Use this category for any question or feedback related to the Natural Language Processing with Transformers book.
Hi Sylvain - I purchased your Transformers Book and been reading it the past few days. It’s a great deep dive on the platform. I was testing out the colab notebook for Chapter 6 on summarization and I’ve hit a few errors I can’t seem to fix for some reason. When running the fine-tuning code (i.e., trainer.train()) with the notebook code exactly as written, I end up with error A below:
ERROR A // RuntimeError: Expected all tensors to be on the same device, but found at least two devices, cuda:0 and cpu! (when checking argument for argument index in method wrapper__index_select)
The error is fixed when I edit the line “dataset_samsum_pt.set_format(type=“torch”, columns=columns)” to “dataset_samsum_pt.set_format(type=“torch”, columns=columns, device=device)” where device is equal to ‘cuda’, but then I end up with the error B below.
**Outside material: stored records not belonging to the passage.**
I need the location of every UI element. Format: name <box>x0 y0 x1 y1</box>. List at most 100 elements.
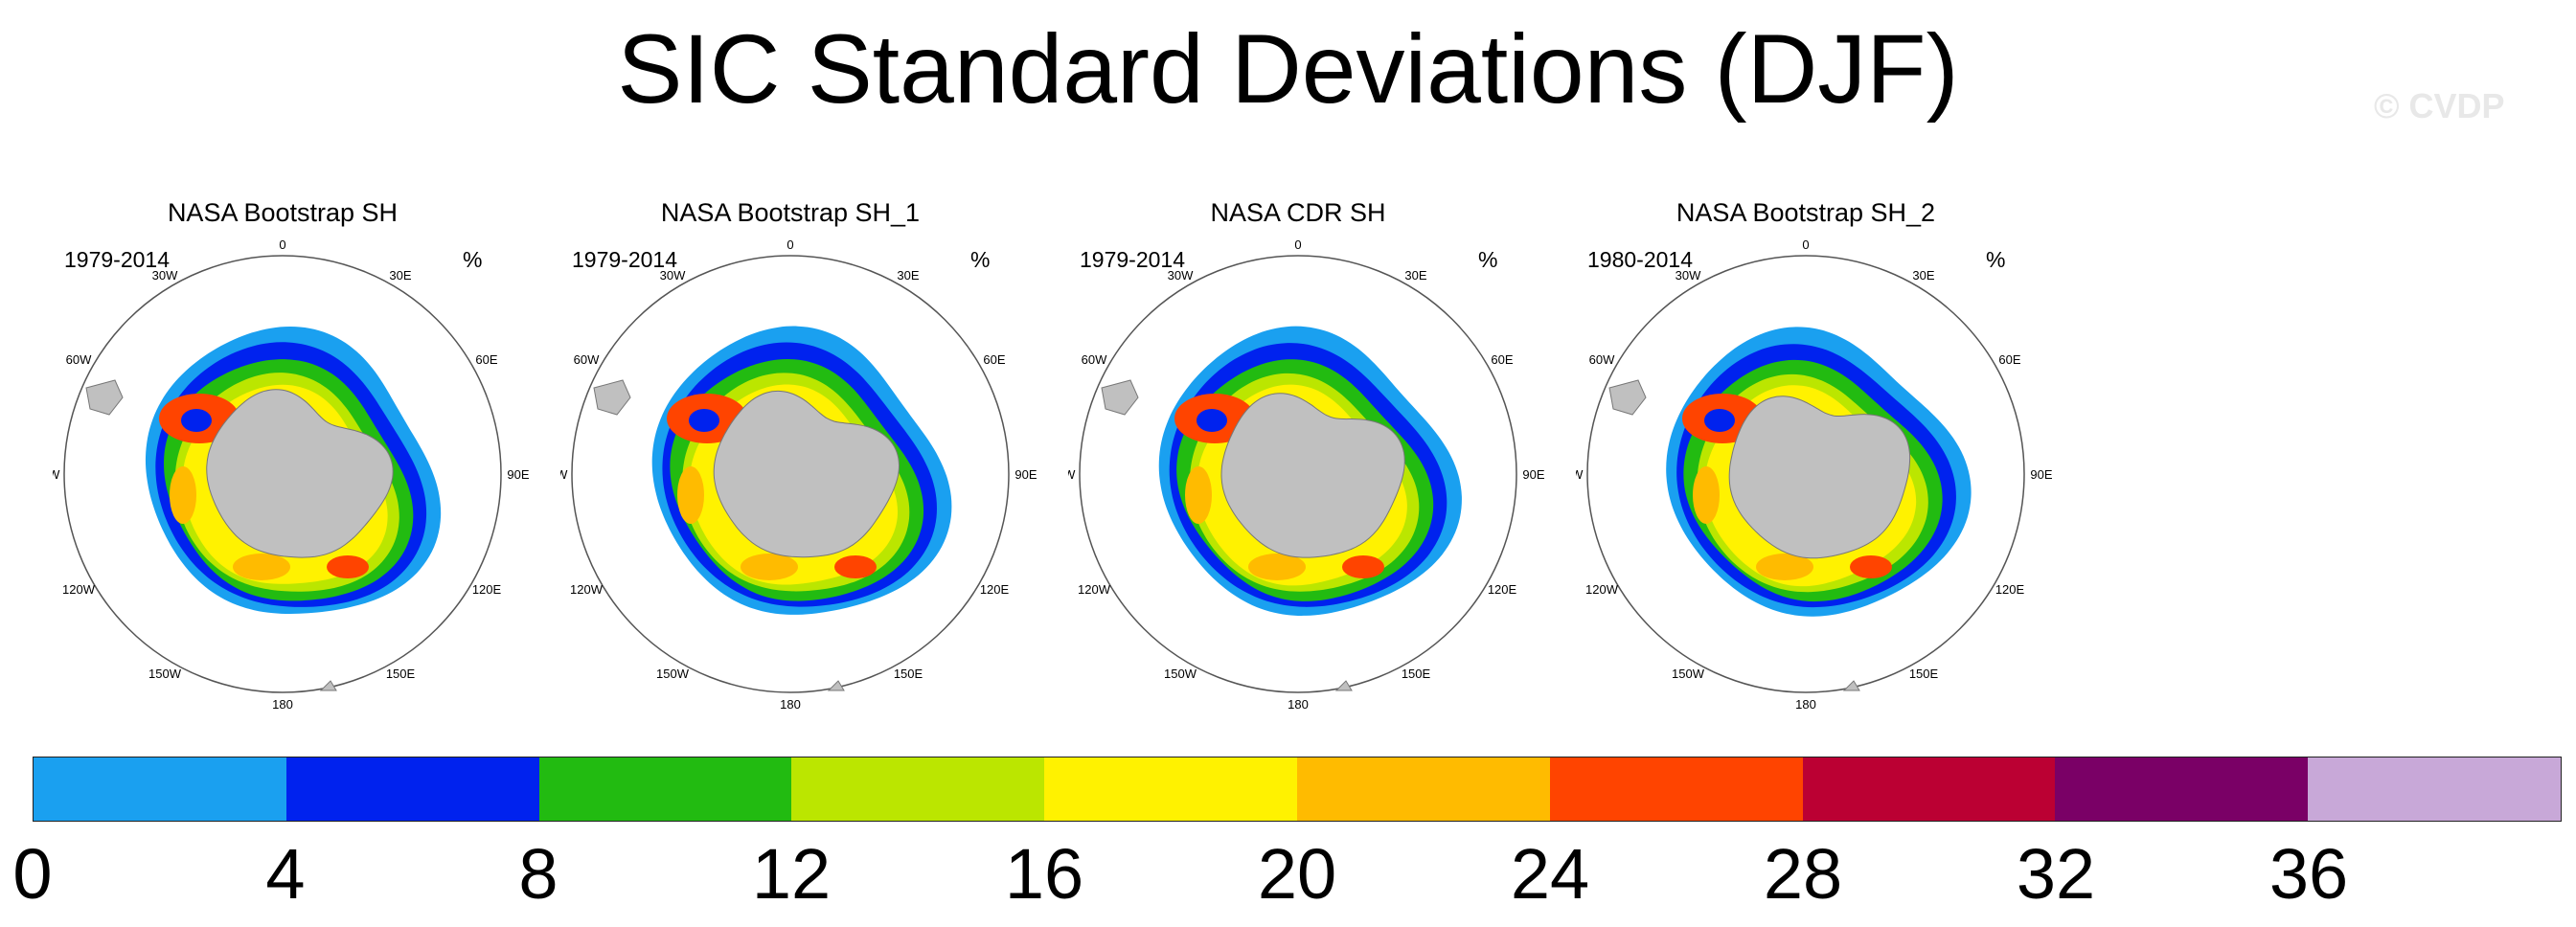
new-zealand-tip <box>1334 680 1353 691</box>
sic-hotspot-east <box>1342 555 1384 578</box>
colorbar-tick-label: 28 <box>1763 834 1843 914</box>
panel-unit: % <box>1986 247 2005 272</box>
colorbar-swatch <box>2055 757 2309 821</box>
longitude-label: 90E <box>1522 467 1544 482</box>
map-panel-2: NASA Bootstrap SH_1 1979-2014% 0 30E 60E 90E 1… <box>560 187 1059 723</box>
panel-title: NASA Bootstrap SH_1 <box>661 198 920 227</box>
map-panel-3: NASA CDR SH 1979-2014% 0 30E 60E 90E 120E 150E 1… <box>1068 187 1566 723</box>
panel-unit: % <box>1478 247 1497 272</box>
longitude-label: 120W <box>1078 582 1111 597</box>
longitude-label: 90E <box>507 467 529 482</box>
longitude-label: 0 <box>279 237 285 252</box>
colorbar-tick-label: 8 <box>518 834 559 914</box>
panel-period: 1979-2014 <box>572 247 677 272</box>
longitude-label: 120W <box>62 582 96 597</box>
longitude-label: 120E <box>980 582 1010 597</box>
colorbar-swatch <box>34 757 286 821</box>
longitude-label: 30W <box>1168 268 1194 283</box>
colorbar-swatch <box>1044 757 1297 821</box>
new-zealand-tip <box>319 680 337 691</box>
longitude-label: 150E <box>1909 667 1939 681</box>
sic-hotspot-east <box>1850 555 1892 578</box>
panel-period: 1979-2014 <box>64 247 170 272</box>
longitude-label: 150E <box>1402 667 1431 681</box>
colorbar-swatch <box>1296 757 1550 821</box>
longitude-label: 150W <box>148 667 182 681</box>
longitude-label: 90E <box>2030 467 2052 482</box>
colorbar-tick-label: 4 <box>265 834 306 914</box>
colorbar-tick-label: 36 <box>2268 834 2349 914</box>
longitude-label: 120E <box>1995 582 2025 597</box>
longitude-label: 150W <box>1672 667 1705 681</box>
longitude-label: 30E <box>1912 268 1934 283</box>
longitude-label: 180 <box>1288 697 1309 712</box>
panel-title: NASA Bootstrap SH <box>168 198 398 227</box>
longitude-label: 180 <box>272 697 293 712</box>
panel-period: 1979-2014 <box>1080 247 1185 272</box>
longitude-label: 90W <box>560 467 568 482</box>
panel-unit: % <box>463 247 482 272</box>
longitude-label: 30W <box>660 268 686 283</box>
south-america-tip <box>1101 379 1139 416</box>
colorbar-tick-label: 32 <box>2016 834 2096 914</box>
longitude-label: 150E <box>386 667 416 681</box>
antarctica-landmass <box>1728 396 1911 559</box>
longitude-label: 60E <box>1491 352 1513 367</box>
colorbar-tick-label: 12 <box>751 834 832 914</box>
longitude-label: 0 <box>1802 237 1809 252</box>
longitude-label: 60W <box>66 352 92 367</box>
colorbar-tick-label: 20 <box>1257 834 1337 914</box>
colorbar-tick-label: 24 <box>1510 834 1590 914</box>
longitude-label: 30E <box>389 268 411 283</box>
longitude-label: 0 <box>1294 237 1301 252</box>
longitude-label: 30W <box>1676 268 1701 283</box>
longitude-label: 60E <box>475 352 497 367</box>
figure-title: SIC Standard Deviations (DJF) <box>617 14 1959 124</box>
map-panel-4: NASA Bootstrap SH_2 1980-2014% 0 30E 60E 90E 1… <box>1576 187 2074 723</box>
antarctica-landmass <box>713 390 900 558</box>
longitude-label: 60E <box>983 352 1005 367</box>
sic-hotspot-ross <box>233 554 290 580</box>
longitude-label: 90E <box>1014 467 1037 482</box>
longitude-label: 120E <box>1488 582 1517 597</box>
cvdp-watermark: © CVDP <box>2374 86 2505 125</box>
longitude-label: 180 <box>780 697 801 712</box>
sic-hotspot-amundsen <box>1693 466 1720 524</box>
longitude-label: 60W <box>574 352 600 367</box>
panel-title: NASA CDR SH <box>1210 198 1385 227</box>
longitude-label: 120E <box>472 582 502 597</box>
south-america-tip <box>85 379 124 416</box>
colorbar-tick-label: 0 <box>12 834 53 914</box>
colorbar-swatch <box>285 757 539 821</box>
sic-low-patch <box>689 409 719 432</box>
longitude-label: 120W <box>1585 582 1619 597</box>
colorbar <box>33 757 2562 822</box>
new-zealand-tip <box>827 680 845 691</box>
longitude-label: 180 <box>1795 697 1816 712</box>
sic-hotspot-amundsen <box>677 466 704 524</box>
antarctica-landmass <box>206 389 394 558</box>
longitude-label: 90W <box>1576 467 1584 482</box>
colorbar-swatch <box>538 757 792 821</box>
panel-unit: % <box>970 247 990 272</box>
map-panel-1: NASA Bootstrap SH 1979-2014% 0 30E 60E 90E 120… <box>53 187 551 723</box>
longitude-label: 60W <box>1589 352 1615 367</box>
longitude-label: 30W <box>152 268 178 283</box>
longitude-label: 30E <box>897 268 919 283</box>
longitude-label: 0 <box>786 237 793 252</box>
sic-hotspot-east <box>834 555 877 578</box>
sic-low-patch <box>1704 409 1735 432</box>
longitude-label: 90W <box>1068 467 1076 482</box>
sic-hotspot-ross <box>1756 554 1813 580</box>
longitude-label: 120W <box>570 582 604 597</box>
longitude-label: 150W <box>1164 667 1197 681</box>
sic-hotspot-east <box>327 555 369 578</box>
antarctica-landmass <box>1220 393 1405 558</box>
sic-hotspot-ross <box>1248 554 1306 580</box>
south-america-tip <box>593 379 631 416</box>
sic-low-patch <box>181 409 212 432</box>
sic-hotspot-amundsen <box>170 466 196 524</box>
panel-period: 1980-2014 <box>1587 247 1693 272</box>
longitude-label: 150E <box>894 667 923 681</box>
south-america-tip <box>1608 379 1647 416</box>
Can you provide some guidance?
Thanks a lot!
ERROR B: ===================================
The following columns in the training set don’t have a corresponding argument in
PegasusForConditionalGeneration.forward and have been ignored: id, summary, dialogue.
***** Running training *****
Num examples = 14732
Num Epochs = 1
Instantaneous batch size per device = 1
Total train batch size (w. parallel, distributed & accumulation) = 16
Gradient Accumulation steps = 16
Total optimization steps = 920
TypeError Traceback (most recent call last)
1 # hide_output
----> 2 trainer.train()
3 score = evaluate_summaries_pegasus(
4 dataset_samsum[“test”], rouge_metric, trainer.model, tokenizer,
5 batch_size=2, column_text=“dialogue”, column_summary=“summary”)
<array_function internals> in concatenate(*args, **kwargs)
/usr/local/lib/python3.7/dist-packages/torch/_tensor.py in array(self, dtype)
755 return handle_torch_function(Tensor.array, (self,), self, dtype=dtype)
756 if dtype is None:
→ 757 return self.numpy()
759 return self.numpy().astype(dtype, copy=False)
TypeError: can’t convert cuda:0 device type tensor to numpy. Use Tensor.cpu() to copy the tensor to host memory first.